Winterass Pavia – Witt Acqua S. Bernardo Alba 71-77 (17-22, 18-20, 14-14, 22-21)

Winterass: Di Bella 11 (1/5, 1/2), Mascherpa 20 (4/9, 2/8), Benedusi 8 (2/6, 1/5), Spatti 11 (4/5, 1/4), Iannilli 13 (6/12); Fazioli 3 (0/1, 1/2), Guaccio 5 (2/2, 0/4), Manuelli (0/1 da 3p), Crespi (0/1), Visigalli. All. Massimiliano Baldiraghi

Witt Acqua S. Bernardo: D’Anna 7 (2/3), Terenzi 9 (1/7, 0/4), Pollone 2 (1/1, 0/1), Antonietti 10 (3/8, 1/2), Dell’Agnello 33 (12/20, 1/2); Ielmini 2 (0/1), Tarditi 9 (2/2, 1/2), Ndour, Coltro 2 (1/2), Colli 3 (1/1 da 3p). Ne: Gioda. All. Luca Jacomuzzi

Arbitri: Schena e Galluzzo

Primo tempo: 35-42. Tiri liberi: Winterass 15/18, Witt- Acqua S. Bernardo 21/28. Rimbalzi: Winterass 31 (off 9, Iannilli 9), Witt 29 (off 6, Dell’Agnello 8). Cinque falli: Spatti, Di Bella. Antisportivo: Mascherpa

Finisce come nemmeno nelle più fosche previsioni, con Alba che sbanca via Treves, la Winterass che resta impantanata al penultimo posto e con la sgradevole sensazione di una squadra smarrita che attacca recitando a soggetto e difende troppo poco. L’ottima cornice di pubblico, grazie al coinvolgimento delle famiglie della galassia HereYouCan, avrebbe meritato, quanto meno, una squadra con più cattiveria agonistica.
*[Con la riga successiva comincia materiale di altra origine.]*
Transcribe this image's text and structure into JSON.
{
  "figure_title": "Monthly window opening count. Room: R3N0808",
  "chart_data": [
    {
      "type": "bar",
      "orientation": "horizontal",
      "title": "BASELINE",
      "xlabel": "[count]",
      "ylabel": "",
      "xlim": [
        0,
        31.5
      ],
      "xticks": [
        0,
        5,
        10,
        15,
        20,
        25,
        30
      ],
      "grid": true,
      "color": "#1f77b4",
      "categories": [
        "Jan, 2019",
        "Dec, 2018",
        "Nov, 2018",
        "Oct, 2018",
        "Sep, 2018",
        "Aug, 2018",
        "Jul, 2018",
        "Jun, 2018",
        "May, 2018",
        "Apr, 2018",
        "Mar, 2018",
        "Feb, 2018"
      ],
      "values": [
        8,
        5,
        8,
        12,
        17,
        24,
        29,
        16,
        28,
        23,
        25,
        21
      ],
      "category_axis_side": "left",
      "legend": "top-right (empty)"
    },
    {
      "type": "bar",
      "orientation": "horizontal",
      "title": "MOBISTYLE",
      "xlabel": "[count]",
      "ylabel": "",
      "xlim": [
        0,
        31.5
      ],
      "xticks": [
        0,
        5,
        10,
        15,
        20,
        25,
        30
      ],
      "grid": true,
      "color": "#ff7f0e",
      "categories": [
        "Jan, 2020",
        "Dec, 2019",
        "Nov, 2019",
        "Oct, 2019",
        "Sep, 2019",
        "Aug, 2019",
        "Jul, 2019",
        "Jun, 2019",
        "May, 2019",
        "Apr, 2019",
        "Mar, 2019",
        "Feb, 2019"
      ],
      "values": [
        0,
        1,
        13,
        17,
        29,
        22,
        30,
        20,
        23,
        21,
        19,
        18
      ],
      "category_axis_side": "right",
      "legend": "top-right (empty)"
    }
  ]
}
Invece l’Omnia ha tristemente fatto copia e incolla dei primi tempi con Sangiorgese e Robur, consentendo ad Alba (gruppo di giovani interessanti che fanno cast di supporto ad un’ottima asse play-pivot come D’Anna & Dell’Agnello) di mettere le mani sulla partita e gestirla per tre quarti abbondanti. Dell’Agnello, con la fattiva collaborazione dei suoi controllori, ha fatto le onde, D’Anna ha dettato i ritmi, Pavia ha visto costantemente la targa dei langaroli. More solito, nel quarto periodo, dopo esser scivolata in fondo alla buca, improvvisamente la banda-Baldiraghi smette di scavare e risale: arriva per due volte la parità, prima a quota 56 (32′), poi a quota 65 (35′). In entrambi i casi senza che il bruco si trasformi in splendida farfalla, ma almeno mostrando un pizzico di tigna difensiva e trovando qualche canestro pesante, drammaticamente mancato prima (1/11 dalla lunga all’intervallo), alternato alle soluzioni interne di Iannilli e Spatti. Avrebbe potuto cominciare un’altra partita, un gruppo più in fiducia avrebbe potuto portarla a casa. Invece Alba rintuzza il primo pareggio con una pesantissima tripla di Colli e Dell’Agnello che spiega coi suoi arcobaleni. Sul secondo pareggio, con 5 giri di orologio da giocare, la Winterass sballa due triple con Spatti e Mascherpa e il sostanzioso Terenzi spalleggia il percorso netto in lunetta di Jack il sicario (65-71 al 37′). Spatti e due liberi di capitan Dibo tengono accesa la fiammella (69-71 a 1’15” dai titoli di coda) ma una grave omissione difensiva di Iannilli consente il più comodo dei lay up a Dell’Agnello per due punti che hanno il retrogusto sgradevole del pugno da ko. Baldiraghi mastica amaro, i buoni propositi settimanali della truppa rimangono nel cassetto, la classifica resta triste. Come una squadra ancora in cerca di identità.